Waste Management Phoenix Open
Mark Wilson enjoyed his packers winning the Super Bowl and now he’s captured his second PGA tour win in just three starts. The country boy done good/Big Break contestant, Tommy “Two Gloves” Gainey was already leaking oil yesterday with back to back bogeys and never recovered. To add insult to injury, he saw his hopes for a solo third drown in the water on the drivable par 4 seventeenth. The seventeenth hole alone cost him a cool $200,000. Instead it was Jason Dufner, who rallied with birdies on sixteen and seventeen to force a playoff when Wilson missed a fifteen foot putt for birdie on eighteen for the outright win. Wilson eventually birdied the second hole of the playoff to seal the deal.

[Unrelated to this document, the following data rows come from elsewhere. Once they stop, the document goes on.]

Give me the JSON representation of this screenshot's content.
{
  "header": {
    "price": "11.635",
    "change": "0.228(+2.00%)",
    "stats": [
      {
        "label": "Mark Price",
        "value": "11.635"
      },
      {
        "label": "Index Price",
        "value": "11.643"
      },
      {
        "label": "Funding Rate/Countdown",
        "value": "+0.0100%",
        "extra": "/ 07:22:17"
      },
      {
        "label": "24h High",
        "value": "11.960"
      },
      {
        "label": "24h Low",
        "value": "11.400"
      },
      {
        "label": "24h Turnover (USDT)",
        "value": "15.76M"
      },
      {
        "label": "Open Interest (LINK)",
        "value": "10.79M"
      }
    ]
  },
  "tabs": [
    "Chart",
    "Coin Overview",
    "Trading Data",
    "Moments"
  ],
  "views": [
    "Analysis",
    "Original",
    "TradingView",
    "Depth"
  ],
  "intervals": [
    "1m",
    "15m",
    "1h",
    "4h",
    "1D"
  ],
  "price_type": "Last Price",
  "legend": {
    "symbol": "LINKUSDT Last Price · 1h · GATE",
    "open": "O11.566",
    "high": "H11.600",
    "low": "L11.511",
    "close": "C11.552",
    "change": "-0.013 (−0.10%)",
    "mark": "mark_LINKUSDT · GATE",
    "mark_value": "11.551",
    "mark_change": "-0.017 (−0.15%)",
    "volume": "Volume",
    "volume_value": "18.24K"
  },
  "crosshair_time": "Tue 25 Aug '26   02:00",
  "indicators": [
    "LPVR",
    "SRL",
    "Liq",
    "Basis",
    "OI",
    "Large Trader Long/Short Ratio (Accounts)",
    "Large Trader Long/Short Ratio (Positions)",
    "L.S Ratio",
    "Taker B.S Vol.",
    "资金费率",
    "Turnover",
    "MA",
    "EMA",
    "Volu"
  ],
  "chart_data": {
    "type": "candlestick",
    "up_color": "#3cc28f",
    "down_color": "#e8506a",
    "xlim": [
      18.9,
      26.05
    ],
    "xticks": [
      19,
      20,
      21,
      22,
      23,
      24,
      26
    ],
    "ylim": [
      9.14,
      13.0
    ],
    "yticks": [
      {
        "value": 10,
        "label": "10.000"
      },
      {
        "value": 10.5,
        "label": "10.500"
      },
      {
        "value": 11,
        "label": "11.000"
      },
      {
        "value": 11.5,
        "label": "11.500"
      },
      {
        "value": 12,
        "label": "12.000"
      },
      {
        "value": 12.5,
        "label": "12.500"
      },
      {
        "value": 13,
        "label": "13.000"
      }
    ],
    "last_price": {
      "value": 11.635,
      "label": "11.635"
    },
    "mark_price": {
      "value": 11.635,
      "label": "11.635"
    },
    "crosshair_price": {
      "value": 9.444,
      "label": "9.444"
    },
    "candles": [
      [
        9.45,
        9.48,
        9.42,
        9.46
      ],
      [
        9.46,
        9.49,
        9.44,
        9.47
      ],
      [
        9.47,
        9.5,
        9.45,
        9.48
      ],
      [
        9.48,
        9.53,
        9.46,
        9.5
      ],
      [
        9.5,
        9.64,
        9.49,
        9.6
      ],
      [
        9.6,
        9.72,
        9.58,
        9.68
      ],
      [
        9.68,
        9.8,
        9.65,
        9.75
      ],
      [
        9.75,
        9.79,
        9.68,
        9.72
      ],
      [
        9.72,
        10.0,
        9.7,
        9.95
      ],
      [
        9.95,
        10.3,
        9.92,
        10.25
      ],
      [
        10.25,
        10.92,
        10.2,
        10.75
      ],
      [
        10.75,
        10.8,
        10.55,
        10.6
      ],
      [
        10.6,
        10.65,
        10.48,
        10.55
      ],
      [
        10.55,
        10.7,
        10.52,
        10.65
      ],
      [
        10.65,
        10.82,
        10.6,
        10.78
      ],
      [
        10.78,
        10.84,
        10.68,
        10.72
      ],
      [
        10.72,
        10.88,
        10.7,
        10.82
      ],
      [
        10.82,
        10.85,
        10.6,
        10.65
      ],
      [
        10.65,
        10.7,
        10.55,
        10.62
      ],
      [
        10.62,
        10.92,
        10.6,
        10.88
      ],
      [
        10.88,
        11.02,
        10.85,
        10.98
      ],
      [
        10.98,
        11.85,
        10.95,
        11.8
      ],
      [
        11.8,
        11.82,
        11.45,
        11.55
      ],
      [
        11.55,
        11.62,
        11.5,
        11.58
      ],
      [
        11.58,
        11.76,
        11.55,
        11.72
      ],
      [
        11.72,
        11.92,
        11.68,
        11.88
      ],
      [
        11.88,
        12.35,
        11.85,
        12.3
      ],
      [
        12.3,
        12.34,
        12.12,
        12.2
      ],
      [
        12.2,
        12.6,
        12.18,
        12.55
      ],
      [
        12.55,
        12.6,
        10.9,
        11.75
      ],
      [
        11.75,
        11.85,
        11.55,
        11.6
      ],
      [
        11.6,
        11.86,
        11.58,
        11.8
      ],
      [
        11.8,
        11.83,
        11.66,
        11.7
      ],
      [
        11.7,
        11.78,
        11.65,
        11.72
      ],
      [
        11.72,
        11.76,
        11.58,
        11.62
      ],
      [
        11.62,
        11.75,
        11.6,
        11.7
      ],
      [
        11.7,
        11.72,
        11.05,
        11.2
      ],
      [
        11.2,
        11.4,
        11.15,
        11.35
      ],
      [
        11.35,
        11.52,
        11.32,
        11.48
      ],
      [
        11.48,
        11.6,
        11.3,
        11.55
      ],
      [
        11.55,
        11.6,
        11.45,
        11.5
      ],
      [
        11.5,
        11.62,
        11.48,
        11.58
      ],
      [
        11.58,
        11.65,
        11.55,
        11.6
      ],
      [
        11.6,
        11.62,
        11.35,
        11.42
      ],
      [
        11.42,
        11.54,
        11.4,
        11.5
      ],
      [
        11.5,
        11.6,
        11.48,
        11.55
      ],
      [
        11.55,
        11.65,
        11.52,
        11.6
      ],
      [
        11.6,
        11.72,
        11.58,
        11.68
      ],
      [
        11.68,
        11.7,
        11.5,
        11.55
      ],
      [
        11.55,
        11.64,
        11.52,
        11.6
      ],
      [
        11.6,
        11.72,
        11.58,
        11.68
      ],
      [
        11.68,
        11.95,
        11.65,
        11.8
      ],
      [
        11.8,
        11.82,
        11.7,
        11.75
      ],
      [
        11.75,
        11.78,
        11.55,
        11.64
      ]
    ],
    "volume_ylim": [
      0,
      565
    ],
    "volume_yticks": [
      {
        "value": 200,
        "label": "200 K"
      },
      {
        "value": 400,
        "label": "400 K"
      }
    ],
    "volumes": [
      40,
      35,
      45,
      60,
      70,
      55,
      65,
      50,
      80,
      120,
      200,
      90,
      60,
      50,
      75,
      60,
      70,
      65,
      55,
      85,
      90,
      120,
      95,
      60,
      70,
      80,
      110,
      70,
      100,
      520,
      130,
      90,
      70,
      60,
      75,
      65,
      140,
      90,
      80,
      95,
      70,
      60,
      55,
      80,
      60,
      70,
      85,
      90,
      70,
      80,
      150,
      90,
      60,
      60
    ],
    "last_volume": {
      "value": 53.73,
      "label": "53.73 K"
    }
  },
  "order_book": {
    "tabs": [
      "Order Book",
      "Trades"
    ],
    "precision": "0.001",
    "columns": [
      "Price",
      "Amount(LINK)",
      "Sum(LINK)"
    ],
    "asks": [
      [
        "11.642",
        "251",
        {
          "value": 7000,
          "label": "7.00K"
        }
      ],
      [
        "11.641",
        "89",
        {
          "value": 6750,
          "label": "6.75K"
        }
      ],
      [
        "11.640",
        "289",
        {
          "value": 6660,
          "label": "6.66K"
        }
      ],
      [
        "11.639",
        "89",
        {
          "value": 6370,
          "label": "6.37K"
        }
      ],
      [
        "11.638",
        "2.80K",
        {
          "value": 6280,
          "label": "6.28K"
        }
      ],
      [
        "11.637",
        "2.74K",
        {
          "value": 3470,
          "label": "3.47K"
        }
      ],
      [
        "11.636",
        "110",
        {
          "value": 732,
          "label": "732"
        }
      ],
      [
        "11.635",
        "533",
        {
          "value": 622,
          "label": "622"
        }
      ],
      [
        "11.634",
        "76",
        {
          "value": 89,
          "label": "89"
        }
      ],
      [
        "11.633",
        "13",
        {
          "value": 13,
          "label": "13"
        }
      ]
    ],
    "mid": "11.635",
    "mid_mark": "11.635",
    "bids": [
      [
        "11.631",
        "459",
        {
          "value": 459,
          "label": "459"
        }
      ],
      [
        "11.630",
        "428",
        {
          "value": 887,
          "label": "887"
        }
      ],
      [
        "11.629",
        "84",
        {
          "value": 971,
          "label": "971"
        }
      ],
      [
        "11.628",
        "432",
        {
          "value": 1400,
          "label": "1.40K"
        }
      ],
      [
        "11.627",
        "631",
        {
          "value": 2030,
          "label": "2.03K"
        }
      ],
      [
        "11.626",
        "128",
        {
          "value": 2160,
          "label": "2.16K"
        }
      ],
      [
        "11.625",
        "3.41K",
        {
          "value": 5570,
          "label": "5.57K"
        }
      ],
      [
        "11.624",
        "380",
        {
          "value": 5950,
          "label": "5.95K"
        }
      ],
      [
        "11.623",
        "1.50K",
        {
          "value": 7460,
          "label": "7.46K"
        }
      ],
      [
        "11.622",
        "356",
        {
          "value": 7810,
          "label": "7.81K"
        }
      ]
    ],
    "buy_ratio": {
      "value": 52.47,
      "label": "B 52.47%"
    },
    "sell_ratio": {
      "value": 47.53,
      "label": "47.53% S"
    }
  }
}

The real winner though was golf. There were many who said that this tournament should have been shortened to just fifty-four holes since it had been plagued with frost delays each of the first three days. As a result, the Waste Management Phoenix Open was behind the eight ball from the start. Subsequently, golf was played to sundown Sunday and thus emptying the stands for those who wanted to watch the Super Bowl. Rather than going to a Monday finish, those felt that the PGA could have made an early call and gone to a fifty-four hole finish and the tournament would have been completed before the Super Bowl.
If the PGA had shortened the tournament, they would have robbed the fans of drama that unfolded today. Jason Dufner’s two birdies to post eighteen under and was tied for the lead. Gainey continued to struggle and when he hit the ball in the water on the drivable par four seventeenth, he took his drop, and then proceeded to hit the ball in the water again. Nothing was more disheartening than when the mic caught him declaring “I blew this tournament.” Then there was Wilson, who was now struggling to stay tied for the lead with two holes left. On seventeen, he almost drove the ball too far, leaving him just a sliver of green to work with. His deft pitch raced to the back of the green where it stopped just before going over the cliff into the green side bunker, or worse, the water hazard. Instead, his birdie putt burned the edge and par was made. On eighteen, he narrowly missed the water down the left hand side of fairway and the ball bounded into the fairway bunker. He played a beautiful shot to fifteen feet and had a great look for the outright win. Again, he burned the edge and a playoff ensued.
On the first hole of the playoff, the eighteenth hole; both players block their shots to the right. Understandable for Wilson who nearly lost the tournament on the same hole in regulation, he wasn’t about to make the same mistake twice. Instead, Wilson hit it this time into the right side fairway bunker and Dufner found the rough. Dufner hit it to fifteen feet past the pin and Wilson left himself a putt from another zip code on the front edge of the green. Wilson got down in two putts as well as Dufner. On the second hole of the playoff (#10), Wilson striped his tee shot where Dufner found the rough again. Dufner hit to thirty feet but had a tricky downhill putt. Wilson on the other hand, stiffed his approach shot to ten feet. Dufner missed and Wilson made. The rest is history; one that would have never been if they had shortened the tournament to just 54 holes.